La claridad no llega, se construye

Durante años esperé una señal enorme. Una revelación tan evidente que no dejara lugar a dudas. Y lo que descubrí es que la claridad rara vez llega como un relámpago. Llega como un trabajo lento: escribir, observar, nombrar, preguntar, escuchar, corregir. La claridad se parece más a limpiar una ventana que a encender una luz.

Empecé con tres preguntas que todavía uso: ¿Qué estoy sosteniendo que ya no me corresponde? ¿Qué estoy postergando porque tengo miedo de lo que implicaría? ¿Qué parte de mi vida elegí de verdad y qué parte simplemente heredé?

Las respuestas no fueron cómodas. Algunas me mostraron que estaba muy cansada. Otras, que había confundido lealtad con silencio. Y otras, que había cosas hermosas en mi vida que sí había elegido y que no estaba honrando lo suficiente.

El ruido ajeno

Es difícil escuchar la propia voz cuando estamos rodeadas de opiniones. La familia opina. La cultura opina. Las redes opinan con una seguridad asombrosa sobre vidas que no conocen. Y una mujer puede pasar años ajustando su historia para que quepa en el guion de otros.

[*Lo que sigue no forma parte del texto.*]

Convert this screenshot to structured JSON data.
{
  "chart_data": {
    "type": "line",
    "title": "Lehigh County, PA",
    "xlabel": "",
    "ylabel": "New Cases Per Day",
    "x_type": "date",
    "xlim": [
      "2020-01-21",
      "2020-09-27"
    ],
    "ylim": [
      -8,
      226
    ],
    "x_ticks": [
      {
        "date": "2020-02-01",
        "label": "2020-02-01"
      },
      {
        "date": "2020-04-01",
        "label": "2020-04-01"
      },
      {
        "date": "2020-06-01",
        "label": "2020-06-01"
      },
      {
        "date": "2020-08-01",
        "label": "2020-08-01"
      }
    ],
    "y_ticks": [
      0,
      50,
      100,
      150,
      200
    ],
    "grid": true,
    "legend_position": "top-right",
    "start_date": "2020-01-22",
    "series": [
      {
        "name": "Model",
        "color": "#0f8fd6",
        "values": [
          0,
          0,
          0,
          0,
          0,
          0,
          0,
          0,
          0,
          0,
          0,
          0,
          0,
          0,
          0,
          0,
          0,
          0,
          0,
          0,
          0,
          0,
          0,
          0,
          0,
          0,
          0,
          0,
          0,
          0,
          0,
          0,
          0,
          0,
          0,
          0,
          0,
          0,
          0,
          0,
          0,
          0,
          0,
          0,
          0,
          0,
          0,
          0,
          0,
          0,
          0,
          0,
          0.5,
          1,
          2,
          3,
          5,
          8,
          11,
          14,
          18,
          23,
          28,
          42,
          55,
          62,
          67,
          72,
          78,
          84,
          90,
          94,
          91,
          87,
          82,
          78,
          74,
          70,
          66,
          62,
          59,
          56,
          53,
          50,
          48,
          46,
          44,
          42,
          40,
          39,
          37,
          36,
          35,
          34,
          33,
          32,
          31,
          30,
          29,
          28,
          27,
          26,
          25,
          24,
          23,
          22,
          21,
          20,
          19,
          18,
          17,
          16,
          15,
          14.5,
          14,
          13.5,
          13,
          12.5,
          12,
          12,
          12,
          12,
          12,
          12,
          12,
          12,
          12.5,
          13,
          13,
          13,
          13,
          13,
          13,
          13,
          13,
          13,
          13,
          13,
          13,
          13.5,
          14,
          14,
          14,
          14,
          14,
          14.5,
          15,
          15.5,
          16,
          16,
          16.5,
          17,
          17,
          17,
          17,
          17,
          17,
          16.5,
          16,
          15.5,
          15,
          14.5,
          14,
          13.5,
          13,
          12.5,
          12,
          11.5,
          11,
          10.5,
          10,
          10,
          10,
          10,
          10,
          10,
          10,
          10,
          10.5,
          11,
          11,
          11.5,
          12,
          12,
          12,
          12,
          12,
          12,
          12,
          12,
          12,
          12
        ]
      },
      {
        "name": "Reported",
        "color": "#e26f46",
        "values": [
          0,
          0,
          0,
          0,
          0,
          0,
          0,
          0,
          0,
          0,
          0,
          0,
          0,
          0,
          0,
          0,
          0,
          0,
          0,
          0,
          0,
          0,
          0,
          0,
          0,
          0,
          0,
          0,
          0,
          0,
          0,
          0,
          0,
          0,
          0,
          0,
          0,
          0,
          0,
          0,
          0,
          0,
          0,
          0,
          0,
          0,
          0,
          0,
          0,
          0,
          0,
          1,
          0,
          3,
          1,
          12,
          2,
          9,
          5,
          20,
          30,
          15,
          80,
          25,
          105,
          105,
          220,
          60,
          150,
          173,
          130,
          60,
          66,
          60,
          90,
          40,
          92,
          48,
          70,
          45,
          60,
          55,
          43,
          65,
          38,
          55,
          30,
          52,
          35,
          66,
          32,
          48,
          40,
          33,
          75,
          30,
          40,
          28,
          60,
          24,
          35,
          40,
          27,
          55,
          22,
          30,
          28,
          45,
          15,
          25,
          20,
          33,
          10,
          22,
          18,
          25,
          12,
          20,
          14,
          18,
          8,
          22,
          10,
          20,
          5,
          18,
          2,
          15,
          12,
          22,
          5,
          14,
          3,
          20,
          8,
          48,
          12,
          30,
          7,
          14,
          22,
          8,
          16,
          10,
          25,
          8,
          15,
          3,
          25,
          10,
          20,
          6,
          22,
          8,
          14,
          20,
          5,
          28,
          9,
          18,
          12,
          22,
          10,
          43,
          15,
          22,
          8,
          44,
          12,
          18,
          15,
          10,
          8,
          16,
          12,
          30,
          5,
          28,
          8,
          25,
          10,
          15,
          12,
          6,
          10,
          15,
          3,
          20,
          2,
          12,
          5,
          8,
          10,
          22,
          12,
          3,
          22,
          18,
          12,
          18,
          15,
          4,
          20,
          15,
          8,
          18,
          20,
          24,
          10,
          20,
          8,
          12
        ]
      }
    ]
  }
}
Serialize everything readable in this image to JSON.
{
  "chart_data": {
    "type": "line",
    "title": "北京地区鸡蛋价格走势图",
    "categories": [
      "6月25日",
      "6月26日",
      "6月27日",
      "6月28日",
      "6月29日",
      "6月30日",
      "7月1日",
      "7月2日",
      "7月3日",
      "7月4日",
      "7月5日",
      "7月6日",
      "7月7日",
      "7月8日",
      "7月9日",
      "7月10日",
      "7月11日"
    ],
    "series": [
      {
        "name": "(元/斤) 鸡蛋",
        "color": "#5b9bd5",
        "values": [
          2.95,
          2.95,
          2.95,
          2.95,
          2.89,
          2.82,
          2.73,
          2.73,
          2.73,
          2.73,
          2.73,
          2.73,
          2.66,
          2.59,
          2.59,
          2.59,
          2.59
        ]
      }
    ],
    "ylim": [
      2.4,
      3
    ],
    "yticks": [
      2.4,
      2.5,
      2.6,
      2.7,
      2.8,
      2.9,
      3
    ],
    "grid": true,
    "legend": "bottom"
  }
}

No te pido que dejes de escuchar a quienes te aman. Te pido que aprendas a distinguir entre consejo y control. El consejo respeta tu decisión final. El control necesita que obedezcas para sentirse tranquilo.

Escribir con letra propia

Cuando una mujer empieza a escribir su propia historia, casi siempre pasan dos cosas: primero, se siente extraña; después, se siente en casa. Extraña, porque está usando una voz que había guardado. En casa, porque por fin la vida deja de sentirse prestada.

La claridad no significa tener todo resuelto. Significa saber qué es lo próximo y por qué lo eliges. A veces lo próximo es pequeño: una conversación, un límite, un curso, un ahorro, una consulta médica que llevabas años posponiendo. Lo pequeño hecho con dirección vale más que lo grandioso hecho con confusión.

No necesitas la historia completa. Necesitas la próxima frase, escrita con tu letra.